En un comunicado emitido tras una reunión virtual, los representantes de Alemania, Canadá, Estados Unidos, Francia, Italia, Japón y Reino Unido subrayaron que llegó el momento de “maximizar la presión sobre las exportaciones petroleras de Moscú”, principal fuente de ingresos para financiar la guerra.
Nuevas restricciones comerciales
El grupo adelantó que trabaja en sanciones más duras que incluirán aranceles adicionales, prohibiciones de importación y exportación, y eventuales restricciones a productos derivados del crudo ruso. En particular, apuntarán a quienes faciliten mecanismos de evasión o incrementen sus compras de petróleo tras el inicio del conflicto en Ucrania.

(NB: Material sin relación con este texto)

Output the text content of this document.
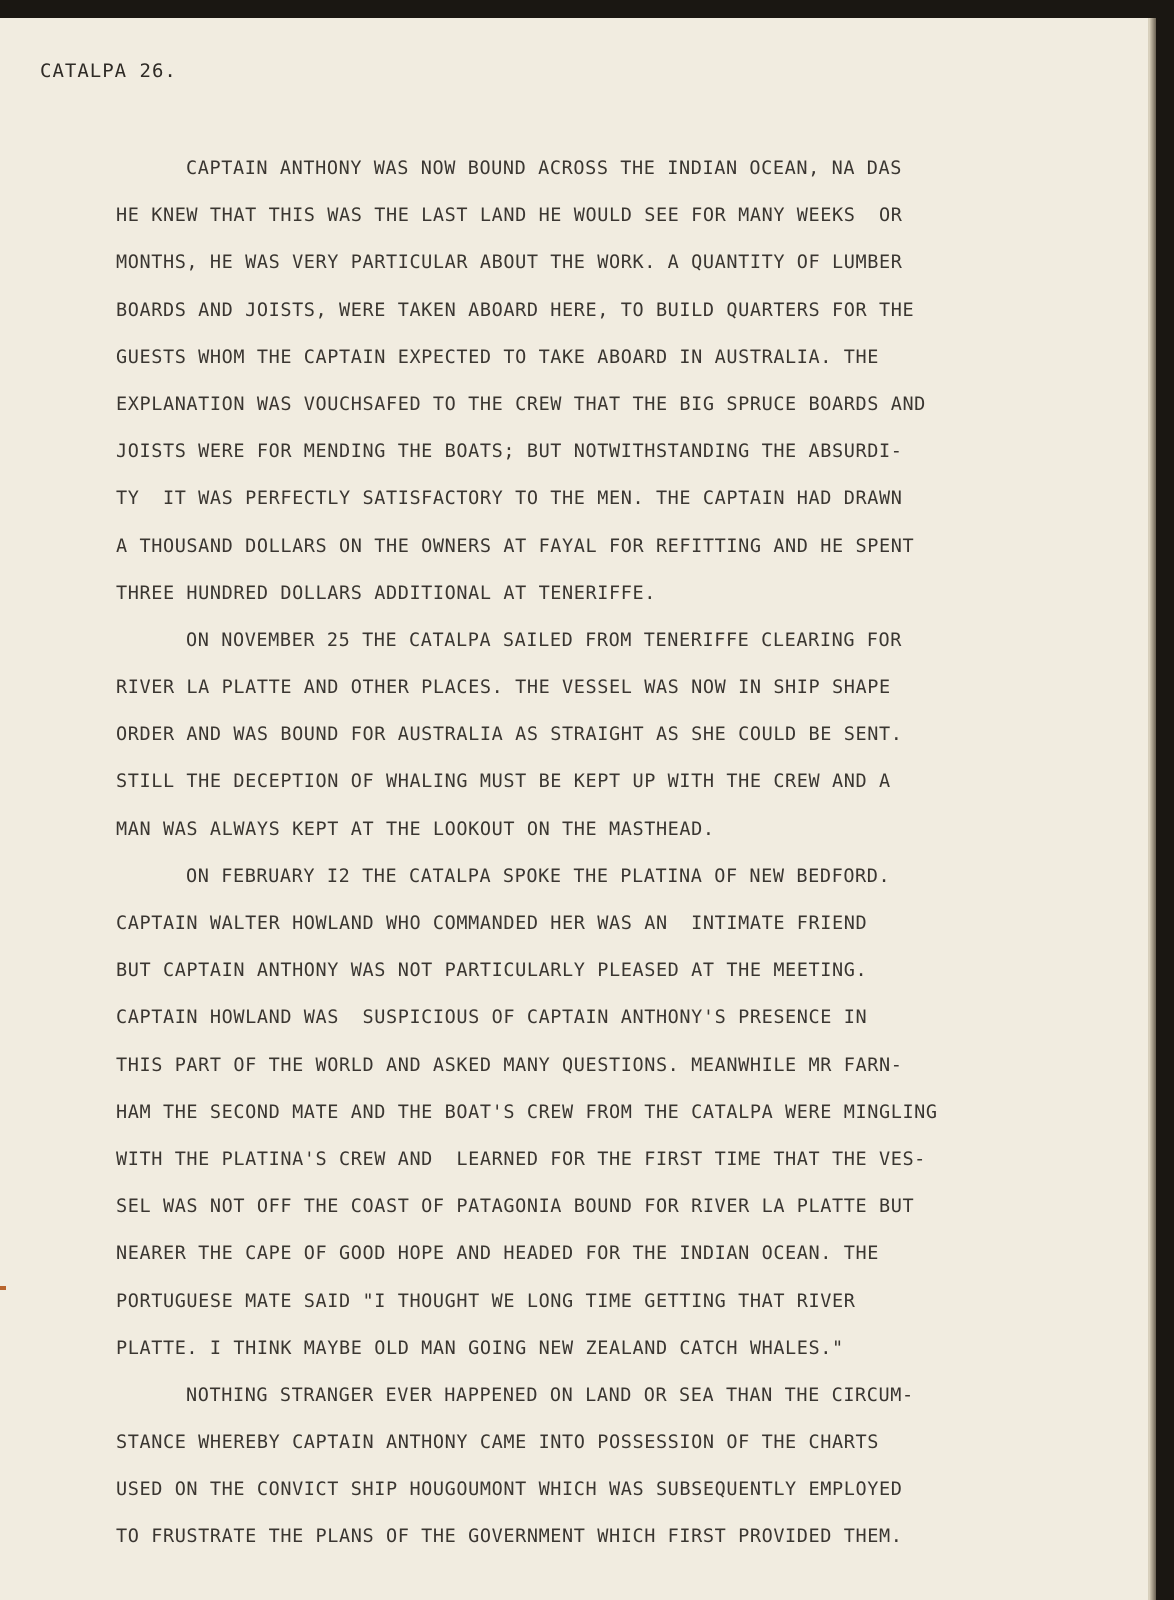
CATALPA 26.
CAPTAIN ANTHONY WAS NOW BOUND ACROSS THE INDIAN OCEAN, NA DAS
HE KNEW THAT THIS WAS THE LAST LAND HE WOULD SEE FOR MANY WEEKS  OR
MONTHS, HE WAS VERY PARTICULAR ABOUT THE WORK. A QUANTITY OF LUMBER
BOARDS AND JOISTS, WERE TAKEN ABOARD HERE, TO BUILD QUARTERS FOR THE
GUESTS WHOM THE CAPTAIN EXPECTED TO TAKE ABOARD IN AUSTRALIA. THE
EXPLANATION WAS VOUCHSAFED TO THE CREW THAT THE BIG SPRUCE BOARDS AND
JOISTS WERE FOR MENDING THE BOATS; BUT NOTWITHSTANDING THE ABSURDI-
TY  IT WAS PERFECTLY SATISFACTORY TO THE MEN. THE CAPTAIN HAD DRAWN
A THOUSAND DOLLARS ON THE OWNERS AT FAYAL FOR REFITTING AND HE SPENT
THREE HUNDRED DOLLARS ADDITIONAL AT TENERIFFE.
ON NOVEMBER 25 THE CATALPA SAILED FROM TENERIFFE CLEARING FOR
RIVER LA PLATTE AND OTHER PLACES. THE VESSEL WAS NOW IN SHIP SHAPE
ORDER AND WAS BOUND FOR AUSTRALIA AS STRAIGHT AS SHE COULD BE SENT.
STILL THE DECEPTION OF WHALING MUST BE KEPT UP WITH THE CREW AND A
MAN WAS ALWAYS KEPT AT THE LOOKOUT ON THE MASTHEAD.
ON FEBRUARY I2 THE CATALPA SPOKE THE PLATINA OF NEW BEDFORD.
CAPTAIN WALTER HOWLAND WHO COMMANDED HER WAS AN  INTIMATE FRIEND
BUT CAPTAIN ANTHONY WAS NOT PARTICULARLY PLEASED AT THE MEETING.
CAPTAIN HOWLAND WAS  SUSPICIOUS OF CAPTAIN ANTHONY'S PRESENCE IN
THIS PART OF THE WORLD AND ASKED MANY QUESTIONS. MEANWHILE MR FARN-
HAM THE SECOND MATE AND THE BOAT'S CREW FROM THE CATALPA WERE MINGLING
WITH THE PLATINA'S CREW AND  LEARNED FOR THE FIRST TIME THAT THE VES-
SEL WAS NOT OFF THE COAST OF PATAGONIA BOUND FOR RIVER LA PLATTE BUT
NEARER THE CAPE OF GOOD HOPE AND HEADED FOR THE INDIAN OCEAN. THE
PORTUGUESE MATE SAID "I THOUGHT WE LONG TIME GETTING THAT RIVER
PLATTE. I THINK MAYBE OLD MAN GOING NEW ZEALAND CATCH WHALES."
NOTHING STRANGER EVER HAPPENED ON LAND OR SEA THAN THE CIRCUM-
STANCE WHEREBY CAPTAIN ANTHONY CAME INTO POSSESSION OF THE CHARTS
USED ON THE CONVICT SHIP HOUGOUMONT WHICH WAS SUBSEQUENTLY EMPLOYED
TO FRUSTRATE THE PLANS OF THE GOVERNMENT WHICH FIRST PROVIDED THEM.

Estados Unidos ya había mostrado disposición a aplicar aranceles más altos a compradores de petróleo ruso, en coordinación con la Unión Europea. El presidente Donald Trump incluso planteó la posibilidad de imponer tarifas de entre el 50% y el 100% a grandes importadores como China e India, una medida que la Comisión Europea también estudia bajo fuerte presión de Washington.
Presión internacional en aumento
Según el comunicado, el G7 analiza sanciones específicas contra países y empresas que, de manera directa o indirecta, sostienen el financiamiento de los esfuerzos bélicos rusos. La estrategia busca cerrar los canales de ingresos de Moscú, tanto en el mercado energético como en productos refinados derivados del petróleo.
El bloque volverá a reunirse este mismo mes durante los encuentros anuales del Fondo Monetario Internacional (FMI) y el Banco Mundial en Washington, donde se espera que definan los próximos pasos.